Tapping Golden Opportunity:
Now let us look at the opportunity, the initiative can actually benefit India from the ground reality, especially when the Chinese manufacturing leaps have come under strain. There are already reports that several western manufacturing players operating in China want to move away from the world’s largest manufacturing hub.
Analysts say, Chinese wages are going up and the labour market is getting more challenging and that is driving away investors. Thus companies with operating factories in China should look for other alternatives in the region, such as Vietnam, Indonesia and of course India.
What are the advantages Indian business and especially manufacturing sector actually offer?

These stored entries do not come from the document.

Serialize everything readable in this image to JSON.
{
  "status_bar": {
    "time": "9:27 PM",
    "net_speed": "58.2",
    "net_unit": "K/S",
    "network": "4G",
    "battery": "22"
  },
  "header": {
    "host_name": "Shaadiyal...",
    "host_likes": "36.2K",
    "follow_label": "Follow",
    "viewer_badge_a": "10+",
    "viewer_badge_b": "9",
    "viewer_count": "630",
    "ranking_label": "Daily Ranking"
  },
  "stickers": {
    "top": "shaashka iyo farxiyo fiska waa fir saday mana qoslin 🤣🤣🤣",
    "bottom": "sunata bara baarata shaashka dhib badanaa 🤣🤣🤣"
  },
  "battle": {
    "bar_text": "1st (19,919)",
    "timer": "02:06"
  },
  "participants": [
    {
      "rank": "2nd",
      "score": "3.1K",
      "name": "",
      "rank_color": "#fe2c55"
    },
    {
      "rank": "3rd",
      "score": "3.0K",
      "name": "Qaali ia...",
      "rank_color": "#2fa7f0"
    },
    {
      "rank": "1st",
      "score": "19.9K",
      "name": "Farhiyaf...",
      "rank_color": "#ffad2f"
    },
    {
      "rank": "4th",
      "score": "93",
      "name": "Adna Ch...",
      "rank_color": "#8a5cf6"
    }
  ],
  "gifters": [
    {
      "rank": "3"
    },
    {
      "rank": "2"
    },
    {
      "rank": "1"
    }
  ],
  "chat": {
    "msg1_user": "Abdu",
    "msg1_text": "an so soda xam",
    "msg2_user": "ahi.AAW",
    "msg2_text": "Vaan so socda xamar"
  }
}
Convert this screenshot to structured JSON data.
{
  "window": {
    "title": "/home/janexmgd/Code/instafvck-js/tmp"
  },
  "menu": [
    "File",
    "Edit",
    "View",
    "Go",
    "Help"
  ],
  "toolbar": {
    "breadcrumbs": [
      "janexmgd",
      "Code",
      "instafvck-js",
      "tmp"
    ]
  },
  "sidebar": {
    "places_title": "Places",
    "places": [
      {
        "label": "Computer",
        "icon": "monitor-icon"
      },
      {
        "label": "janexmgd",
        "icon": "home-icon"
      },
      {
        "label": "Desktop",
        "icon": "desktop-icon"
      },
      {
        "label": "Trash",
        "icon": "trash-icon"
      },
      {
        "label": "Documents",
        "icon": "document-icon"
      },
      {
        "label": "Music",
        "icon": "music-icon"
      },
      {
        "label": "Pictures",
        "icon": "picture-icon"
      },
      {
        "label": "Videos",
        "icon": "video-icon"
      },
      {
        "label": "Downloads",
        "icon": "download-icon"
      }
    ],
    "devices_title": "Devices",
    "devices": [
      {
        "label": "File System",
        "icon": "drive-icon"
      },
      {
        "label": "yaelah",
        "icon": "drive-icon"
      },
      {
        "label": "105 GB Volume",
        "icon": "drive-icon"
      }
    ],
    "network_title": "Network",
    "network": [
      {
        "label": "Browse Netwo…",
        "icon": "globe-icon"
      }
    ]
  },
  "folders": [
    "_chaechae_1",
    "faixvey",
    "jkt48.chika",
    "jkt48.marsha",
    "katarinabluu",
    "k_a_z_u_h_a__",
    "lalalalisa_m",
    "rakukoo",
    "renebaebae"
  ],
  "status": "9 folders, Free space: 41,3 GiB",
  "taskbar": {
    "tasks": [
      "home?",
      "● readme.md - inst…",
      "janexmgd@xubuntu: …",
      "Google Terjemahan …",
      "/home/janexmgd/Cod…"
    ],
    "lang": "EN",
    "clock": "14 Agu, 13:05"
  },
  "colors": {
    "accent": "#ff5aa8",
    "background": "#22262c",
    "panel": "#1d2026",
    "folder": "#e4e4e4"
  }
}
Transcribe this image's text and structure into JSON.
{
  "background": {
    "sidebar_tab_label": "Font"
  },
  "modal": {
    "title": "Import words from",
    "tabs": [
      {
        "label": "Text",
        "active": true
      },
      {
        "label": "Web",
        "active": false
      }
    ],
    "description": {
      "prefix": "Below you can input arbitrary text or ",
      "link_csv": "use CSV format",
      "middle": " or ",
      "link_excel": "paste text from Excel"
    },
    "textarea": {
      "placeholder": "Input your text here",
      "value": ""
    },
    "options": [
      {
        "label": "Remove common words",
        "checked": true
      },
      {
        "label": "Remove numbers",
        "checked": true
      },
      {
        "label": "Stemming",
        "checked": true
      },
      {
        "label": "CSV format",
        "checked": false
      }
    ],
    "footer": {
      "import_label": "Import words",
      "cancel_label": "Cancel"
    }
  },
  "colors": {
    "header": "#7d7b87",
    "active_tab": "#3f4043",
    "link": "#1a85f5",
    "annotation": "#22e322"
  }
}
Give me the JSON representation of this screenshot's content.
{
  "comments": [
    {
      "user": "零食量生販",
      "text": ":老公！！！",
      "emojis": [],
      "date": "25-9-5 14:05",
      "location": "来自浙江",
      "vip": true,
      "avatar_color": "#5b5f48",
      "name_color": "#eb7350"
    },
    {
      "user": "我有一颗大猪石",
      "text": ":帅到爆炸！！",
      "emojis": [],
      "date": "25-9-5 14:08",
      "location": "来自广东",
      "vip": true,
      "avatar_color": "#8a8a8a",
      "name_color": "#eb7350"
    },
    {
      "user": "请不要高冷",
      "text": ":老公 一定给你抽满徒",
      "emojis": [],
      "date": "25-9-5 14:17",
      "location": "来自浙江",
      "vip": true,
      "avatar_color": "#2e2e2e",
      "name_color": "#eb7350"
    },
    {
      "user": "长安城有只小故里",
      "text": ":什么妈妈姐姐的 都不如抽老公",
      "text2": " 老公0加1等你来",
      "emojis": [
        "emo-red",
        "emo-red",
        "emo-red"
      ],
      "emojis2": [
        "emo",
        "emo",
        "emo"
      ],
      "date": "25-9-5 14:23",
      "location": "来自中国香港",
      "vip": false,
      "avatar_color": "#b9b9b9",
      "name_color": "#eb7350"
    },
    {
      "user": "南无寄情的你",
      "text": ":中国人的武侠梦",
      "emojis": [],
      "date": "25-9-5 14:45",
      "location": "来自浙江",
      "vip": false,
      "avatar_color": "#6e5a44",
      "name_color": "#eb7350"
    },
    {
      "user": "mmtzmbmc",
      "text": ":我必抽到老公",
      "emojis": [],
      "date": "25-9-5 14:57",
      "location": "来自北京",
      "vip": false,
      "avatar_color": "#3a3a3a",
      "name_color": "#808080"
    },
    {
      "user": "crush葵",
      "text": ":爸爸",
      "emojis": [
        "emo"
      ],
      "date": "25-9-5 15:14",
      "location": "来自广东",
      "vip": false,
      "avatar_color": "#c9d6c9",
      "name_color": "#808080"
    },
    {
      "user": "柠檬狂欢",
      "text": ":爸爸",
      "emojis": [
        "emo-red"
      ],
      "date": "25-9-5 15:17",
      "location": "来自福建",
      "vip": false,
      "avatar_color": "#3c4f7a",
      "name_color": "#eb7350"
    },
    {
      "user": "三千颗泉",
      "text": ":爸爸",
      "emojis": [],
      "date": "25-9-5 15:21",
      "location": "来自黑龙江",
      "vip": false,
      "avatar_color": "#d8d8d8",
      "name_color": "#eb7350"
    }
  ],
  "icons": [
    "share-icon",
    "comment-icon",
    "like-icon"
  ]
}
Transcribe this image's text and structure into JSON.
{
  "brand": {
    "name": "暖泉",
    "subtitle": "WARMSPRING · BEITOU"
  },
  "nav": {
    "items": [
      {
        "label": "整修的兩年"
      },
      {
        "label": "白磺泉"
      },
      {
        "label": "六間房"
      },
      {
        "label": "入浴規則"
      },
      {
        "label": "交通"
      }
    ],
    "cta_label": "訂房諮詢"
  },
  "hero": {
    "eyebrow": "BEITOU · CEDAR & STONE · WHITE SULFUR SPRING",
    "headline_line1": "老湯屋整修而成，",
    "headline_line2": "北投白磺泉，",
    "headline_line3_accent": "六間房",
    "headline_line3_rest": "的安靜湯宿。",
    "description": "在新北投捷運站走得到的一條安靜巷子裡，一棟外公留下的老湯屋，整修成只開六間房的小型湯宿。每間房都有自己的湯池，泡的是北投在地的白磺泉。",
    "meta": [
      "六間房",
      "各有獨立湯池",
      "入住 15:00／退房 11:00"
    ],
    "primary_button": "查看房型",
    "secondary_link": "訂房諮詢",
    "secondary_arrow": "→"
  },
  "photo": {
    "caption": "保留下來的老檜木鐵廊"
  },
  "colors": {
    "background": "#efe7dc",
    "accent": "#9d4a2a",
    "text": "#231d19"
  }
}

The country is expected to rank amongst the world’s top three growth economies and amongst the top three manufacturing destinations by as early as 2020. This is far more ambitious scene than promised about 2050 sometime back in the context of India’s role at the BRICS level. Indian manufacturing sector has positive elements like “favourable demographic dividends” for the next 2-3 decades. The sustained availability of quality workforce is another advantage.
Importantly again, in India, the cost of manpower is relatively low as compared to other countries. There are responsible business houses operating with credibility and professionalism. The country has a democratized polity vis-à-vis the rule of law and a strong consumerism intake ability of the domestic market.
Various speakers on September 25 at the launch of Make in India programme also spoke about robust technical and engineering capabilities backed by top-notch scientific and technical institutes as other positive offerings on the table.